Un primo segnale è stato il tasso di partecipazione al voto: non ancora quello che avrebbe meglio confortato questa nostra straordinaria “democrazia tra le nazioni”, ma in forte crescita rispetto a quello del 2014 (con l’Italia in controtendenza), la più alta affluenza degli ultimi 20 anni, anche grazie a una forte politicizzazione del voto. Un incremento che incoraggia chi crede nella democrazia rappresentativa in un periodo in cui questa registra un inquietante indebolimento anche a livello nazionale.
L’altro messaggio è venuto dall’esito elettorale che non ha visto una travolgente ondata nazional-populista come qualcuno aveva preannunciato a suon di comizi e di rozze semplificazioni contro il “capro espiatorio” dell’UE. Certo il consenso ottenuto da quanti vogliono far girare all’indietro le lancette della storia manda un segnale da non sottovalutare. Sono tanti quelli che sembrano aver nostalgia dei “vecchi tempi” e poca visione del futuro: sarà bene, appena possibile, leggere le proporzioni di voto per classi di età oltre che per gruppi sociali. Capiremo meglio chi frena il cammino verso un’Europa più forte e coesa e chi la vuole veder regredire a pretese sovranità nazionali. Soprattutto dovremo cercare di capire che Unione vogliono le nuove generazioni e con quale capacità di protagonismo.

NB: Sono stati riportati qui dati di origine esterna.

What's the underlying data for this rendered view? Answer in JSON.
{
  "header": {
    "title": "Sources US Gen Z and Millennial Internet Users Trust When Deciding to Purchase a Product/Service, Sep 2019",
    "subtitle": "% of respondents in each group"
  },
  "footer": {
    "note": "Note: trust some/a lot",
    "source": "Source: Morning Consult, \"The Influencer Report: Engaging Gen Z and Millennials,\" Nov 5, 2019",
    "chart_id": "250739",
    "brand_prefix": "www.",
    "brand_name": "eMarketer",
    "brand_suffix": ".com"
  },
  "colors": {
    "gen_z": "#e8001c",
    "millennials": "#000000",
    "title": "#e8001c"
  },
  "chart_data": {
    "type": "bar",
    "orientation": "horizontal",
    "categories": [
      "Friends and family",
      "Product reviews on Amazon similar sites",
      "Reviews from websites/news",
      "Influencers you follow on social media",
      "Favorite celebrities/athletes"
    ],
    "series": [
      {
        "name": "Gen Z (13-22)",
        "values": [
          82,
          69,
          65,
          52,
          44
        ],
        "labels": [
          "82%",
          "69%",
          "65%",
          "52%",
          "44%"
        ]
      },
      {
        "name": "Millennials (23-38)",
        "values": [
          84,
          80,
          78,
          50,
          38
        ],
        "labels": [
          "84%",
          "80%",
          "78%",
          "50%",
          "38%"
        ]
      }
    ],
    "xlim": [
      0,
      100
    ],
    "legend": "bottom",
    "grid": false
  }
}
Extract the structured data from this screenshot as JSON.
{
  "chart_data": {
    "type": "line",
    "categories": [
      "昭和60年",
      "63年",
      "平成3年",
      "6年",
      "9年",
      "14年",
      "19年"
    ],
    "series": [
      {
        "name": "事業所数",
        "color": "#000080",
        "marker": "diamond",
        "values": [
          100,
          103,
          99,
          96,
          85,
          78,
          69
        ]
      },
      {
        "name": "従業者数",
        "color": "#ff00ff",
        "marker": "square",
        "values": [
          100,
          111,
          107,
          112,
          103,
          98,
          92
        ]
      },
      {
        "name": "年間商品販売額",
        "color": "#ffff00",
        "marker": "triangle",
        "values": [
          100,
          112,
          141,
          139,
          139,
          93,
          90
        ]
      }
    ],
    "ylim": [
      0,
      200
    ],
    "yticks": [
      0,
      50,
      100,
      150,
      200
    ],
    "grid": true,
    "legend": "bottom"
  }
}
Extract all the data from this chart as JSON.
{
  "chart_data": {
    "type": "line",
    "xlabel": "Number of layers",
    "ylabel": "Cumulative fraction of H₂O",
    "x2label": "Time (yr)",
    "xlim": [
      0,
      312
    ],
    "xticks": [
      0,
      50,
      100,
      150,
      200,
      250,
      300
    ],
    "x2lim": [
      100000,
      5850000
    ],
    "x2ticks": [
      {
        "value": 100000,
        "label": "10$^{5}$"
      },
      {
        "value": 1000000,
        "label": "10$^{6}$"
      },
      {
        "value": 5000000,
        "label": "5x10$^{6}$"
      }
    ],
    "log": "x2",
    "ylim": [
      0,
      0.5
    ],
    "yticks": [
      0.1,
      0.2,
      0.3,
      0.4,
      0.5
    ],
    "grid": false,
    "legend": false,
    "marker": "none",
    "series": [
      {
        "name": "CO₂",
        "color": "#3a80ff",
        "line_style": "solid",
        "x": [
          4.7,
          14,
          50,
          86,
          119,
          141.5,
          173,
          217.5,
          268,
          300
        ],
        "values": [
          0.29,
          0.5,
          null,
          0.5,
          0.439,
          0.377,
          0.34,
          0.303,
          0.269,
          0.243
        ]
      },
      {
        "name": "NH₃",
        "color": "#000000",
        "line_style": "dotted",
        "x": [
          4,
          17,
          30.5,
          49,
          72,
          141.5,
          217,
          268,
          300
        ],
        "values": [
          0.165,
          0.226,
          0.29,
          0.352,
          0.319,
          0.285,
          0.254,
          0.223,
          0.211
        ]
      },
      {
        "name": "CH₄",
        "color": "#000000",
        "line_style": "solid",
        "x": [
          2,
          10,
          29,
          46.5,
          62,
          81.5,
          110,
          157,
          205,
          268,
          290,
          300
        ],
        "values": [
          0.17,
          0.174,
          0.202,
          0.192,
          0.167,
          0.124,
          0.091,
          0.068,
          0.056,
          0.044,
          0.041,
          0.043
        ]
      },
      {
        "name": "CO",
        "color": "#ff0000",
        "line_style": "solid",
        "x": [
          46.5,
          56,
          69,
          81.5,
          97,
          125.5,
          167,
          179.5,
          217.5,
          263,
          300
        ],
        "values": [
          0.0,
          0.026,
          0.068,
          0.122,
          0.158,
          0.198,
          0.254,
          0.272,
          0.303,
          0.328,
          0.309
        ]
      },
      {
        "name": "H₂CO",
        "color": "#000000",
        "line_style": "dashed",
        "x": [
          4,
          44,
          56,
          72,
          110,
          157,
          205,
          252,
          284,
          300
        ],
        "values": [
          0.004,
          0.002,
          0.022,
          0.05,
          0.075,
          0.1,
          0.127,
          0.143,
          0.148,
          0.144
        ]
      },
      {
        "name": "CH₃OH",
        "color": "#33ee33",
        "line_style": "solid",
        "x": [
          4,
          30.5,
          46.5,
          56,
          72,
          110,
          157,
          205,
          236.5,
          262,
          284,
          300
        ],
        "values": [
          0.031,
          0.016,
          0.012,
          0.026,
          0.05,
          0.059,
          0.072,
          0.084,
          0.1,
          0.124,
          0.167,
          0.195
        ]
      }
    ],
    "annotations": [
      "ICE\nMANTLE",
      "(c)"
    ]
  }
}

Naturalmente, come da copione, tutti dicono di aver vinto. Lo dice anche quel Nigel Farage, responsabile per il Regno Unito di una sconfitta storica dalla quale sarà difficile riprendersi; lo dicono gli euroscettici sparsi un po’ ovunque, numerosi in Europa, ma ciascuno con scarso peso all’interno del proprio Paese, salvo in Francia e in Italia. Due Paesi dai quali sale sulla scena europea un’accoppiata, Marine Le Pen e Matteo Salvini, con buone percentuali che però potrebbero non bastare a rompere il loro isolamento in Europa: è infatti improbabile che possano affascinare molti parlamentari europei; si avvarranno del loro risultato prevalentemente entro il perimetro nazionale, in coerenza con la loro miope visione provinciale del mondo.
Tireranno un sospiro di sollievo e canteranno vittoria anche gli “europeisti”, contenti di aver salvato il salvabile e di poter mantenere la maggioranza in Parlamento e, con essa, la Presidenza insieme con un favorevole rapporto di forza nell’orientare il ricambio dei Vertici europei nel prossimo semestre. Sarebbe bene che questa maggioranza politica avesse a mente subito due o tre cose: di essere una famiglia ancora numerosa, ma con una nuova composizione più plurale che in passato, grazie in particolare al successo di liberali e Verdi; di avere a che fare con una minoranza determinata a disfare l’Unione dall’interno, avvalendosi di procedure decisionali che si prestano al sabotaggio e, infine, di dovere affrontare, dentro e fuori dall’UE, sfide straordinarie.
All’interno la ricostruzione di una casa comune che negli ultimi anni si è andata deteriorando e frammentando, con nuove politiche da rilanciare e un equilibrio istituzionale in grado di contrastare la deriva intergovernativa; all’esterno la riconquista di un ruolo politico, oltre che culturale ed economico, in un mondo sempre più turbolento e sempre meno orientato verso culture di dialogo multilaterale meglio attrezzate per spegnere conflitti e guerre.
E’ urgente adesso capire meglio la nuova geografia politica dell’Unione Europea, lontana anni luce da quella delle sue origini.
Ci sarà molto da fare nei prossimi cinque anni di questa legislatura.